Another key point: although ACA substantially increased Medicaid eligibility and federal funding, it did not appreciably change the supply of health care services available through Medicaid.  Accordingly, the primary effect of the ACA’s Medicaid coverage expansion was to require the most sympathetic and vulnerable Medicaid population (lowest-income enrollees, pregnant women, children, etc.) to face more competition for health services from a marginally less vulnerable population (childless adults of somewhat higher income).  While repeal would likely adversely affect the expansion population, there would be offsetting health access gains for the most vulnerable individuals.  Again, it would be good to know more from CBO about how access to care has been redistributed between these populations due to the ACA’s enactment.
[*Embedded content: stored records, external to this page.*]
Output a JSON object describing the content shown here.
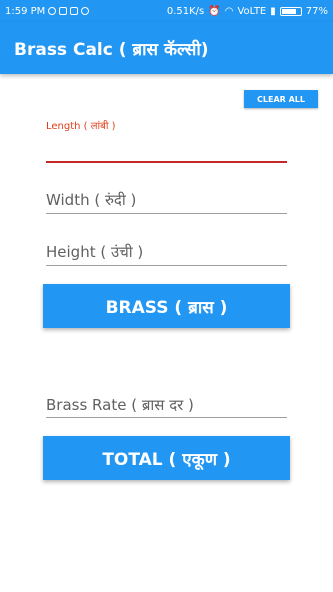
{
  "status_bar": {
    "time": "1:59 PM",
    "speed": "0.51K/s",
    "network": "VoLTE",
    "battery": "77%",
    "battery_level": 0.77
  },
  "app_bar": {
    "title": "Brass Calc ( ब्रास कॅल्सी)"
  },
  "clear_all_label": "CLEAR ALL",
  "length": {
    "label": "Length ( लांबी )"
  },
  "width": {
    "placeholder": "Width ( रुंदी )"
  },
  "height": {
    "placeholder": "Height ( उंची )"
  },
  "brass_button_label": "BRASS ( ब्रास )",
  "brass_rate": {
    "placeholder": "Brass Rate ( ब्रास दर )"
  },
  "total_button_label": "TOTAL ( एकूण )",
  "colors": {
    "primary": "#2196f3",
    "active_field": "#c62828",
    "label_accent": "#e0401a"
  }
}
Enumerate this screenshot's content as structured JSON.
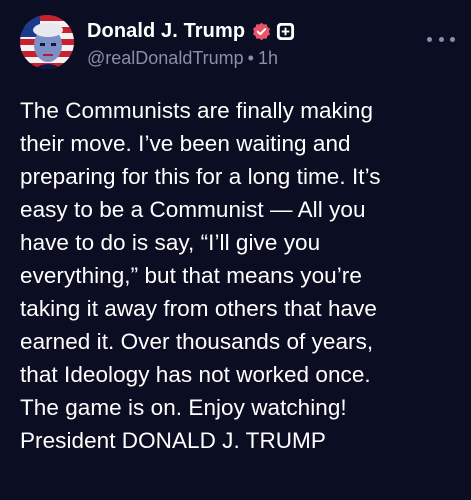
{
  "author": {
    "display_name": "Donald J. Trump",
    "handle": "@realDonaldTrump",
    "separator": "•",
    "time": "1h",
    "avatar_icon": "avatar-portrait-flag",
    "verified_icon": "verified-badge-icon",
    "verified_color": "#e9546b",
    "badge_icon": "plus-badge-icon"
  },
  "menu": {
    "icon": "more-horizontal-icon"
  },
  "post": {
    "text": "The Communists are finally making\ntheir move. I’ve been waiting and\npreparing for this for a long time. It’s\neasy to be a Communist — All you\nhave to do is say, “I’ll give you\neverything,” but that means you’re\ntaking it away from others that have\nearned it. Over thousands of years,\nthat Ideology has not worked once.\nThe game is on. Enjoy watching!\nPresident DONALD J. TRUMP"
  },
  "colors": {
    "background": "#0b0d22",
    "text": "#ffffff",
    "muted": "#8a8ea8"
  }
}
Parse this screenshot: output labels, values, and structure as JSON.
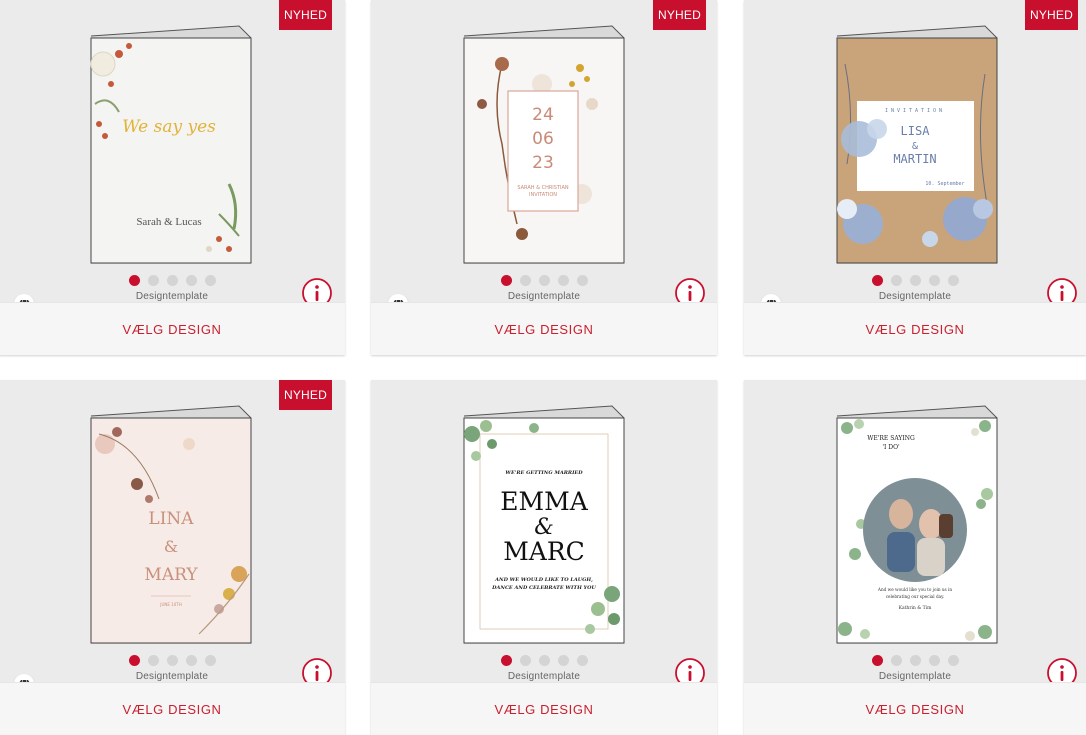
{
  "colors": {
    "accent": "#c8102e",
    "tile_bg": "#ebebeb",
    "footer_bg": "#f6f6f6"
  },
  "icons": {
    "gem": "diamond-icon",
    "info": "info-icon"
  },
  "products": [
    {
      "badge": "NYHED",
      "card_text": {
        "script": "We say yes",
        "names": "Sarah & Lucas"
      },
      "template_label": "Designtemplate",
      "choose_label": "VÆLG DESIGN"
    },
    {
      "badge": "NYHED",
      "card_text": {
        "day": "24",
        "month": "06",
        "year": "23",
        "line1": "SARAH & CHRISTIAN",
        "line2": "INVITATION"
      },
      "template_label": "Designtemplate",
      "choose_label": "VÆLG DESIGN"
    },
    {
      "badge": "NYHED",
      "card_text": {
        "heading": "INVITATION",
        "name1": "LISA",
        "amp": "&",
        "name2": "MARTIN",
        "date": "10. September"
      },
      "template_label": "Designtemplate",
      "choose_label": "VÆLG DESIGN"
    },
    {
      "badge": "NYHED",
      "card_text": {
        "name1": "LINA",
        "amp": "&",
        "name2": "MARY",
        "date": "JUNE 10TH"
      },
      "template_label": "Designtemplate",
      "choose_label": "VÆLG DESIGN"
    },
    {
      "badge": "",
      "card_text": {
        "intro": "WE'RE GETTING MARRIED",
        "name1": "EMMA",
        "amp": "&",
        "name2": "MARC",
        "outro1": "AND WE WOULD LIKE TO LAUGH,",
        "outro2": "DANCE AND CELEBRATE WITH YOU"
      },
      "template_label": "Designtemplate",
      "choose_label": "VÆLG DESIGN"
    },
    {
      "badge": "",
      "card_text": {
        "heading1": "WE'RE SAYING",
        "heading2": "'I DO'",
        "body1": "And we would like you to join us in",
        "body2": "celebrating our special day.",
        "names": "Kathrin & Tim"
      },
      "template_label": "Designtemplate",
      "choose_label": "VÆLG DESIGN"
    }
  ]
}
There is much more to know about the effects of ACA repeal – and certainly of the intended repeal and replacement-- than has been discussed here. But for starters, policy makers should strive to get a clearer handle on important factors such as the Medicaid expansion population, the demonstrated efficacy of the coverage mandate, any recent corrections of prior CBO projection errors, and the critical distinctions between partial ACA repeal, full ACA repeal, and any subsequent replacement for the law.

 

Charles Blahous is a senior research fellow for the Mercatus Center, a research fellow for the Hoover Institution, and a contributor to E21. He recently served as a public trustee for Social Security and Medicare.